Joanna R. Himes-Murphy
I’ve written a book about surviving domestic violence, but I don’t know where to look for an agent to help me. It used to be when I was a freelancer I could go to Borders or Barnes and Nobles. I really need some advice on this.
I am a published author with the publisher Beautiful-Books in London, my autobiography titled “I’ve never Been to Me” is my life’s story being the first white woman signed to the Motown Label, than having a number one hit world wide has made me want to really put my hand to writing, not just song writing, but novel writing. Being in the music industry for 30 years + It has given me a skin as tough as nails, knowing the ups and down in the industry is earth shattering, no American Idol here, it’s called pay the price the hard way; Earn It…..
I have written a suspense thriller titled ” Oliver’s Army: The Book and the Quill. I guess my character thinks the way I do, that is press through the toughest moments in life, and when you have been kicked in the teeth one more time get up and do it again. Persistence is the name of the game in all areas of writing, live it, breathe it, love it and never quit and your dreams will happen.
Michael Cole is a Tool
You’re too emotional out of it. If “submitters” can’t endure that, they won’t survive out there, if their book hits big until Stephen King has to read it for his critic: look what happen to Stephenie Meyer (yeah, the hot mom who wrote Toilet — sorry, Twilight).
If you become an agent, you could be VERY busy and can’t reply to those you’re not interested. So, don’t blame on them — if you don’t hear from them in a month, send a follow-up and a week no reply? It’s passed.
Hey, I really tried to find literary agent to publish my book. I went to many publishers to help me in my book, but it was useless. I take many dates and a lot of promises. Thank you for giving me good steps to find respectable literary agent.
Query Tracker.com is also another amazing site where you can find agents, track your queries and a successful forum – very friendly folk on this forum as well plus success stories from queries and book deals
I can’t speak for the US but in Canada this is not true. There are several trade publishers that a writer can submit their manuscripts to without having an agent represent them.
Granted if your soul desire is to become a best-selling author, then yes you do need an agent to get into the likes of Random House or McLelland and Stewart, but in Canada many agents won’t touch you unless you have a proven track record so it’s advantageous to start small, get a book published by a smaller publishing house, and then start the search for an agent.
I’m looking for a literary agent for my teen non-fiction book.

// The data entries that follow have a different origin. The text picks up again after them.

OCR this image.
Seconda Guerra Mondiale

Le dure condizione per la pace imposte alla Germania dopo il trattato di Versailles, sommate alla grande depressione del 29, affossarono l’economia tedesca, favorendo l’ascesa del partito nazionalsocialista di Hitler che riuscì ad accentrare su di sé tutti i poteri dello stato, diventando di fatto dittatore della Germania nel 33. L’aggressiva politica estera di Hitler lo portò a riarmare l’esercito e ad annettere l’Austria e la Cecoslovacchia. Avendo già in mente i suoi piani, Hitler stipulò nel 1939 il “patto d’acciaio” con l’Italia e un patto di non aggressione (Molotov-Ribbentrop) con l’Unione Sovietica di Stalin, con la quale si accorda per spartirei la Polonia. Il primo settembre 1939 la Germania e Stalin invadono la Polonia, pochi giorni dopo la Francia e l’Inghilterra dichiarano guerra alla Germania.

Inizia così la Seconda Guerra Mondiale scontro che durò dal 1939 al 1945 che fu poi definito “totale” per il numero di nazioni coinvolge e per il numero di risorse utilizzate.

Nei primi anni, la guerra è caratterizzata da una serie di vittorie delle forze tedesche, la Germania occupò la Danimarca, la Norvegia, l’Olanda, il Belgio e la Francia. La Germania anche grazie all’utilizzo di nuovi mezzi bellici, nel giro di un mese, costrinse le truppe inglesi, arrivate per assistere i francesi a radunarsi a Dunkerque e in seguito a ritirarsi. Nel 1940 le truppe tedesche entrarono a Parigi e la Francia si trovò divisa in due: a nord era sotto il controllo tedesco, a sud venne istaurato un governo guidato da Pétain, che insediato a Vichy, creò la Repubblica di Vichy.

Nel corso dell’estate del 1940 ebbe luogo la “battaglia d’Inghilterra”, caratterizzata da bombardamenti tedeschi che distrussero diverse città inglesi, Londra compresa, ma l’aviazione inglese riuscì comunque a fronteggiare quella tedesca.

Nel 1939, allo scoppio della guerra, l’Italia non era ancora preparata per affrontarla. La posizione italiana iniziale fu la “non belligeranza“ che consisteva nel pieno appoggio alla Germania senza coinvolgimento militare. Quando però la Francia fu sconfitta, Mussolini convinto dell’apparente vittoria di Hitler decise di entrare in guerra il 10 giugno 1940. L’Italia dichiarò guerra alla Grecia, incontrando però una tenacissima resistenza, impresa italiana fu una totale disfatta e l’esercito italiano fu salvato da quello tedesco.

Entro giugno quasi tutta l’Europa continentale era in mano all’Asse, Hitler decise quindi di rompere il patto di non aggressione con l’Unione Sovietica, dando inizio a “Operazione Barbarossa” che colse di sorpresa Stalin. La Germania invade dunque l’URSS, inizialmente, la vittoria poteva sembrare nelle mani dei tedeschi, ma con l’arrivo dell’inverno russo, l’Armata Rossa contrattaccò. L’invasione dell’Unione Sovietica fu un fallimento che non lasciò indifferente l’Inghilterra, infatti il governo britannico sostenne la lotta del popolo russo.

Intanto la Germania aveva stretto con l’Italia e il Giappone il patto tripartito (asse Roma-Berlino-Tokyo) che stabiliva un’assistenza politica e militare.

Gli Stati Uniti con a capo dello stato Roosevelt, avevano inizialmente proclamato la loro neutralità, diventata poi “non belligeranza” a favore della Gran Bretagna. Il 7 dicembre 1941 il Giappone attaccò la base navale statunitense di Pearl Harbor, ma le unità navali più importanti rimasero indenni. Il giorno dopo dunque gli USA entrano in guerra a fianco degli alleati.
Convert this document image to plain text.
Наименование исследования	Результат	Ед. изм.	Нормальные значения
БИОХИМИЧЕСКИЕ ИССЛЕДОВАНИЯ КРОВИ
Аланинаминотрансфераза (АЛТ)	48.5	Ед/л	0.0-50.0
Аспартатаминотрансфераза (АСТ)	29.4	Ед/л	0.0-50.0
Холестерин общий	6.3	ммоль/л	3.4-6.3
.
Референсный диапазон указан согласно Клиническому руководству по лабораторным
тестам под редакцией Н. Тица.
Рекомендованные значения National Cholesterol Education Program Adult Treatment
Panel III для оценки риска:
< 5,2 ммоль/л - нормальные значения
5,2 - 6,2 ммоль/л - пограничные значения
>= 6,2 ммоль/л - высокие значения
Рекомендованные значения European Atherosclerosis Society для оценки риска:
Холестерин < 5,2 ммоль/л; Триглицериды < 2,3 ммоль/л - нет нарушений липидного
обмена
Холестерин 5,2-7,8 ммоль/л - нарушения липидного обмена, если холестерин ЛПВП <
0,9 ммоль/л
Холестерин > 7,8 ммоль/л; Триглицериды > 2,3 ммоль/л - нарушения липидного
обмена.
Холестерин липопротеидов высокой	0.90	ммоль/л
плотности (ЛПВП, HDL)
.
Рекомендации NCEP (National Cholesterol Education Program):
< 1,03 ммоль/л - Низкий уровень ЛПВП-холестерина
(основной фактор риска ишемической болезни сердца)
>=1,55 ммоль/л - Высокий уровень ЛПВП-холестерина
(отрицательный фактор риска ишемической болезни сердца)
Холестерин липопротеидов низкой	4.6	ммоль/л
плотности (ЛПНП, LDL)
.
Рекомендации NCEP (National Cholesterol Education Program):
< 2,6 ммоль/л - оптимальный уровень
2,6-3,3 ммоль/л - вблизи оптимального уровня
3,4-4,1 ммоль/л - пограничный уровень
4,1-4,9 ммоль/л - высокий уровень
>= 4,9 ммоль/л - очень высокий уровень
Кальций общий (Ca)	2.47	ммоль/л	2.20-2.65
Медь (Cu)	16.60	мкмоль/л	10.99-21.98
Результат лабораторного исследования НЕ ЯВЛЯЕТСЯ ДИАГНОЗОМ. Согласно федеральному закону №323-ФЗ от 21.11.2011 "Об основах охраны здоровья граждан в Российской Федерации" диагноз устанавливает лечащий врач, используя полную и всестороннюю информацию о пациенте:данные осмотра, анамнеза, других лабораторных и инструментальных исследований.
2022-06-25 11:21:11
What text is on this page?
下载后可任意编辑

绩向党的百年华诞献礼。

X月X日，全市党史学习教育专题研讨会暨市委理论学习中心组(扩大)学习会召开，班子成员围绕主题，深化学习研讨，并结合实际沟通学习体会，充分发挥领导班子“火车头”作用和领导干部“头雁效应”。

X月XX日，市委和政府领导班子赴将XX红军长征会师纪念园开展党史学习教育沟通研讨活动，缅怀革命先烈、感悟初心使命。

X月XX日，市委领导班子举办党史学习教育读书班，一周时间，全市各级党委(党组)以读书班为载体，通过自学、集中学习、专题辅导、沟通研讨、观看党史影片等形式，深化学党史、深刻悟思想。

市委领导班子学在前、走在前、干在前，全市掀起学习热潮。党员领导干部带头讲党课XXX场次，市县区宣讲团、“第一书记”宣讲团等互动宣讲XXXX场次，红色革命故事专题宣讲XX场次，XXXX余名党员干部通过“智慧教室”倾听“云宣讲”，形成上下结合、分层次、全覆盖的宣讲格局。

I sent out some queries but haven’t heard anything yet. I did hear back from a literary agent in NY about my children’s picture book but they declined. I was grateful I received a response.
Some literary agents ‘claim’ they’ll get back to you, especially if you send your query via email. This isn’t true — don’t hold your breath. One of my goals is to open up my own agency/production company. I will get back to people, even if it’s to say, “Thanks, but no thanks.” I do my best to keep my word and to walk my talk.